C’est une improbable cohabitation entre des classes sociales que tout oppose. Cette relation de travail ne peut pas tenir sans émotion, elle relève aussi de l’intime. Les domestiques en connaissent beaucoup sur leur employeur, elles l’ont par exemple déjà vu nu, gèrent parfois leurs papiers, ont un accès à leur intimité directe. Cela contribue à excuser certains comportements de leur employeur : « ce jour-là, il était énervé », « Il est sensible », « je le connais bien », etc.

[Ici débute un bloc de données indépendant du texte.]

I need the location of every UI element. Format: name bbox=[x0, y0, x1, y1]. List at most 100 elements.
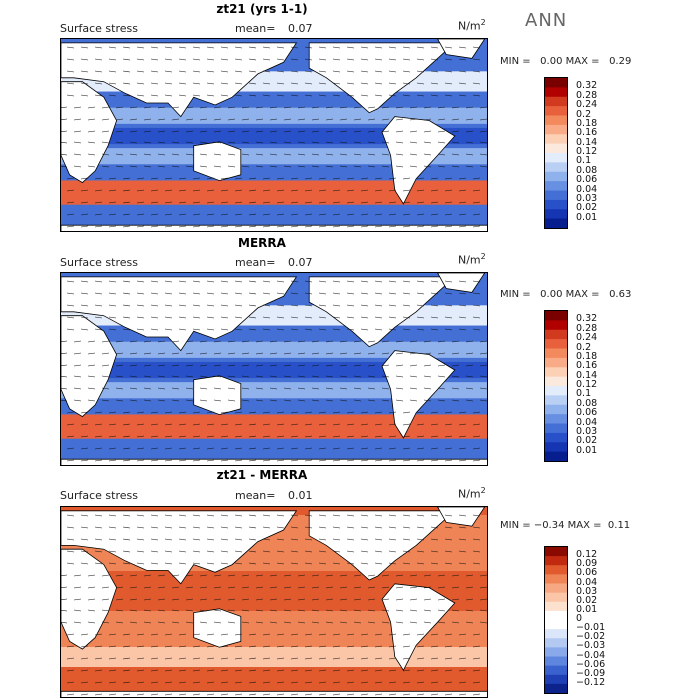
stress-band bbox=[61, 212, 487, 218]
stress-band bbox=[61, 567, 487, 572]
stress-vectors bbox=[61, 514, 487, 696]
colorbar-swatch bbox=[545, 78, 567, 88]
colorbar-tick-label: 0.03 bbox=[576, 425, 598, 437]
continent-outline bbox=[381, 350, 456, 439]
stress-band bbox=[61, 87, 487, 93]
panel-2-mean-label: mean= bbox=[235, 256, 276, 269]
stress-band bbox=[61, 111, 487, 117]
stress-band bbox=[61, 220, 487, 226]
stress-band bbox=[61, 551, 487, 556]
colorbar-swatch bbox=[545, 414, 567, 425]
panel-3-unit: N/m2 bbox=[458, 486, 486, 501]
stress-band bbox=[61, 341, 487, 347]
colorbar-swatch bbox=[545, 153, 567, 163]
stress-band bbox=[61, 643, 487, 648]
colorbar-tick-label: −0.03 bbox=[576, 640, 606, 652]
panel-2-field-label: Surface stress bbox=[60, 256, 138, 269]
stress-band bbox=[61, 591, 487, 596]
stress-band bbox=[61, 667, 487, 672]
colorbar-tick-label: 0.06 bbox=[576, 407, 598, 419]
stress-band bbox=[61, 687, 487, 692]
colorbar-swatch bbox=[545, 556, 567, 566]
colorbar-tick-label: 0.02 bbox=[576, 202, 598, 214]
colorbar-tick-label: 0.04 bbox=[576, 416, 598, 428]
stress-band bbox=[61, 123, 487, 129]
stress-band bbox=[61, 184, 487, 190]
stress-band bbox=[61, 148, 487, 153]
stress-band bbox=[61, 329, 487, 335]
panel-1-map bbox=[60, 38, 488, 232]
stress-band bbox=[61, 442, 487, 448]
colorbar-tick-label: 0.03 bbox=[576, 585, 598, 597]
stress-band bbox=[61, 156, 487, 161]
stress-band bbox=[61, 345, 487, 351]
stress-band bbox=[61, 382, 487, 387]
colorbar-tick-label: 0.1 bbox=[576, 388, 592, 400]
panel-3-map bbox=[60, 506, 488, 698]
colorbar-tick-label: 0.2 bbox=[576, 341, 592, 353]
colorbar-tick-label: 0.12 bbox=[576, 379, 598, 390]
colorbar-swatch bbox=[545, 339, 567, 350]
colorbar-tick-label: 0.2 bbox=[576, 108, 592, 120]
stress-band bbox=[61, 438, 487, 444]
colorbar-swatch bbox=[545, 395, 567, 406]
stress-band bbox=[61, 446, 487, 452]
colorbar-swatch bbox=[545, 638, 567, 648]
colorbar-tick-label: 0.1 bbox=[576, 155, 592, 167]
stress-band bbox=[61, 196, 487, 202]
stress-band bbox=[61, 131, 487, 137]
continent-outline bbox=[61, 690, 487, 697]
colorbar-swatch bbox=[545, 320, 567, 331]
colorbar-swatch bbox=[545, 423, 567, 434]
stress-band bbox=[61, 313, 487, 319]
colorbar-tick-label: 0.14 bbox=[576, 369, 598, 381]
colorbar-swatch bbox=[545, 620, 567, 630]
stress-band bbox=[61, 115, 487, 121]
colorbar-tick-label: 0.01 bbox=[576, 603, 598, 615]
stress-band bbox=[61, 663, 487, 668]
colorbar-tick-label: −0.04 bbox=[576, 649, 606, 661]
colorbar-swatch bbox=[545, 432, 567, 443]
colorbar-tick-label: 0.18 bbox=[576, 350, 598, 362]
panel-1-colorbar-labels: 0.32 0.28 0.24 0.2 0.18 0.16 0.14 0.12 0.1 0.08 0.… bbox=[576, 77, 636, 229]
continent-outline bbox=[193, 141, 242, 182]
stress-band bbox=[61, 559, 487, 564]
stress-band bbox=[61, 587, 487, 592]
stress-band bbox=[61, 410, 487, 416]
colorbar-tick-label: 0.06 bbox=[576, 174, 598, 186]
stress-band bbox=[61, 454, 487, 460]
colorbar-swatch bbox=[545, 574, 567, 585]
continent-outline bbox=[61, 42, 298, 118]
panel-2-title: MERRA bbox=[238, 236, 286, 250]
colorbar-swatch bbox=[545, 218, 567, 229]
colorbar-swatch bbox=[545, 647, 567, 658]
stress-band bbox=[61, 659, 487, 664]
continent-outline bbox=[193, 375, 242, 416]
panel-2-map bbox=[60, 272, 488, 466]
colorbar-swatch bbox=[545, 143, 567, 154]
stress-band bbox=[61, 192, 487, 198]
stress-band bbox=[61, 333, 487, 339]
stress-band bbox=[61, 357, 487, 363]
colorbar-swatch bbox=[545, 106, 567, 117]
colorbar-swatch bbox=[545, 451, 567, 462]
colorbar-swatch bbox=[545, 115, 567, 126]
stress-band bbox=[61, 208, 487, 214]
stress-band bbox=[61, 301, 487, 306]
stress-band bbox=[61, 615, 487, 620]
stress-band bbox=[61, 619, 487, 624]
panel-2-unit: N/m2 bbox=[458, 252, 486, 267]
stress-band bbox=[61, 430, 487, 436]
stress-band bbox=[61, 172, 487, 178]
colorbar-tick-label: −0.01 bbox=[576, 622, 606, 634]
stress-band bbox=[61, 390, 487, 395]
stress-band bbox=[61, 160, 487, 165]
colorbar-tick-label: 0.09 bbox=[576, 558, 598, 570]
panel-2-mean-value: 0.07 bbox=[288, 256, 313, 269]
colorbar-swatch bbox=[545, 124, 567, 135]
colorbar-tick-label: 0.06 bbox=[576, 567, 598, 579]
colorbar-tick-label: 0.32 bbox=[576, 313, 598, 325]
stress-band bbox=[61, 655, 487, 660]
panel-3-minmax: MIN = −0.34 MAX = 0.11 bbox=[500, 520, 631, 531]
stress-band bbox=[61, 216, 487, 222]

Les riches aussi ont un rapport intime avec leurs domestiques, ils délèguent ce qu’il y a de plus précieux pour eux, notamment l’éducation de leurs enfants. La domestique est bien souvent une confidente. J’ai souvenir d’une aristocrate qui, au moment de me parler de sa nounou d’enfance, avait les larmes aux yeux et la considérait comme une réelle mère.
Tout cet intime au sein d’une relation professionnelle n’est-il pas risqué ?
Cette relation peut susciter des formes de désillusion pour les domestiques. D’autant que les ultra-riches s’arrangent souvent pour les remettre à leur place et leur rappeler que ce n’est pas parce qu’ils font partie de la même famille qu’elles appartiennent à la même classe sociale. Il y a une peur chez les riches de risquer un mélange de classe, de race, de genre, la peur d’un basculement du rapport de force. Cette crainte les pousse à mettre régulièrement et brutalement de la distance avec leurs domestiques.
J’ai l’exemple d’une employée licenciée du jour au lendemain après cinq ans de travail sans faute, pour avoir cassé un verre en cristal sans faire exprès. Une autre avait été interdite de nager dans la piscine du propriétaire après y avoir été autorisée pendant des années, sans aucune explication. Plus fréquemment, il y a le passage injustifié du tutoiement au vouvoiement, pour remettre de la distance.
On parle beaucoup de l’intime, mais ce que montre votre ouvrage, c’est aussi une dépersonnalisation de la domestique…
Il est très fréquent de voir l’employeuse appeler la domestique par un autre prénom que le sien, afin de la réduire à sa fonction et annuler son identité. Certains ultra-riches attribuent même un prénom spécifique par poste : chaque personne qui travaille sur ce poste reçoit le prénom en question.
Comment la domestique fait-elle pour s’y retrouver entre sa vie sociale et sa vie professionnelle ?
La plupart du temps, elles renoncent à leur vie sociale. La majorité des employées est très dévouée à l’employeur, la vie sociale à côté est réduite à quelques heures par semaine, voire la vie à côté n’existe pas. Le plus souvent, le travail des domestiques prend le pas sur le reste.
Qu’est-ce qu’apportent les domestiques aux ultra-riches ?
Les domestiques couvrent deux besoins. Le premier est un besoin symbolique, celui de montrer, en ayant des domestiques, qu’on a du capital économique et du pouvoir. Comme on exposerait sa Ferrari, on montre ostensiblement ses domestiques.
Mais le domestique a une réelle utilité : celle de se délester de toutes les tâches contraignantes. Le domestique permet en cela la reproduction des élites. Aucun ultra-riche ne pourrait faire fructifier sa fortune en restant PDG de son entreprise tout en élevant ses enfants, nettoyant sa maison et faisant sa cuisine. Ce que la domestique offre par ses services, c’est du temps, que les riches peuvent consacrer à ce qu’ils veulent, notamment à leur travail. Le mode de vie des ultra-riches n’est pas tenable sans les domestiques.